Parole e sogno, dunque, sono l’universo formativo e interpretativo con cui è possibile appropriarsi della propria vita. Dopo “La mania per l’alfabeto” è, ancora una volta, un’opera di forte ricerca, di ansia e di smarrimento, quella che ci presenta Candida: “il diario di una persona che si racconta attraverso l’affresco deformato dei suoi sogni”; “i sogni possono costituire un metro per farsi un’idea precisa su una persona – forse addirittura per entrare completamente dentro a quella persona.”
Significativo a proposito il primo dei due sogni del 6 aprile 2006 (quello dello Zingarelli, il dizionario, e del cane di stoffa dai quali estrae oggetti e persone, un’immagine che si ripeterà alla fine nei confronti dello stesso diario, in cui – al contrario questa volta – farà entrare, anziché uscire, oggetti e persone).

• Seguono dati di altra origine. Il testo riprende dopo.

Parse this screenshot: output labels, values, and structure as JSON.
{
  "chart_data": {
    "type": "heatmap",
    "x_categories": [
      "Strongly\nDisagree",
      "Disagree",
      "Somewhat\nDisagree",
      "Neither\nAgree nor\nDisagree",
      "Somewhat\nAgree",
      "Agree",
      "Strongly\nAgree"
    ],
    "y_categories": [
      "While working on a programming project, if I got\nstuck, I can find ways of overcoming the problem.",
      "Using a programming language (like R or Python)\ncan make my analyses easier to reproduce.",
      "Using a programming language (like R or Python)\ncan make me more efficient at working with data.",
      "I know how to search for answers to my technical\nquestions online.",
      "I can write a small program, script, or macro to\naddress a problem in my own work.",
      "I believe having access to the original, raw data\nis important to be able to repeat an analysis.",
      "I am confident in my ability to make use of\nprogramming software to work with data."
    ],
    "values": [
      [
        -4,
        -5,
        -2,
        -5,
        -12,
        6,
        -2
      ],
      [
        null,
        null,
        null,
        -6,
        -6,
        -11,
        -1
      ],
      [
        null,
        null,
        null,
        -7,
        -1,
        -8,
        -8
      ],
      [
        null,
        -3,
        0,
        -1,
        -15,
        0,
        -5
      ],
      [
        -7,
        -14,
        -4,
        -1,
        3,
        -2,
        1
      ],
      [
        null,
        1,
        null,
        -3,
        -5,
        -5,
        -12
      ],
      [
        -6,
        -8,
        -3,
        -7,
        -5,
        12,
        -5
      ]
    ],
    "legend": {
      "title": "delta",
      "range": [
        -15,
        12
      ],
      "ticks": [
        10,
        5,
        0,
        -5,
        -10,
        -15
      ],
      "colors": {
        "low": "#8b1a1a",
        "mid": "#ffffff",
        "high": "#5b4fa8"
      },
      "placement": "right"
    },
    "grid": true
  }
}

Caos e confusione potranno mai trasformarsi in ordine e cognizione di sé?
A Candida non interessa, come non gli è interessato ne “La mania per l’alfabeto”, raccontare una storia per filo e per segno, con magari una forte presa sui lettori, così come si usa fare oggi per accaparrarsi il mercato e ingraziarsi le influenti Case editrici; piuttosto è interessato a mettere sossopra la propria mente a mo’ di cavia, assumendosene in prima persona tutti i rischi, affinché il bizzarro e complesso mistero che governa il rapporto dell’uomo con se stesso e con gli altri uomini venga aggredito senza quartiere e, uscendo allo scoperto, pur forse vincendoci, il mistero sia costretto ad offrire a tutti noi la possibilità di conoscerlo e misurarlo.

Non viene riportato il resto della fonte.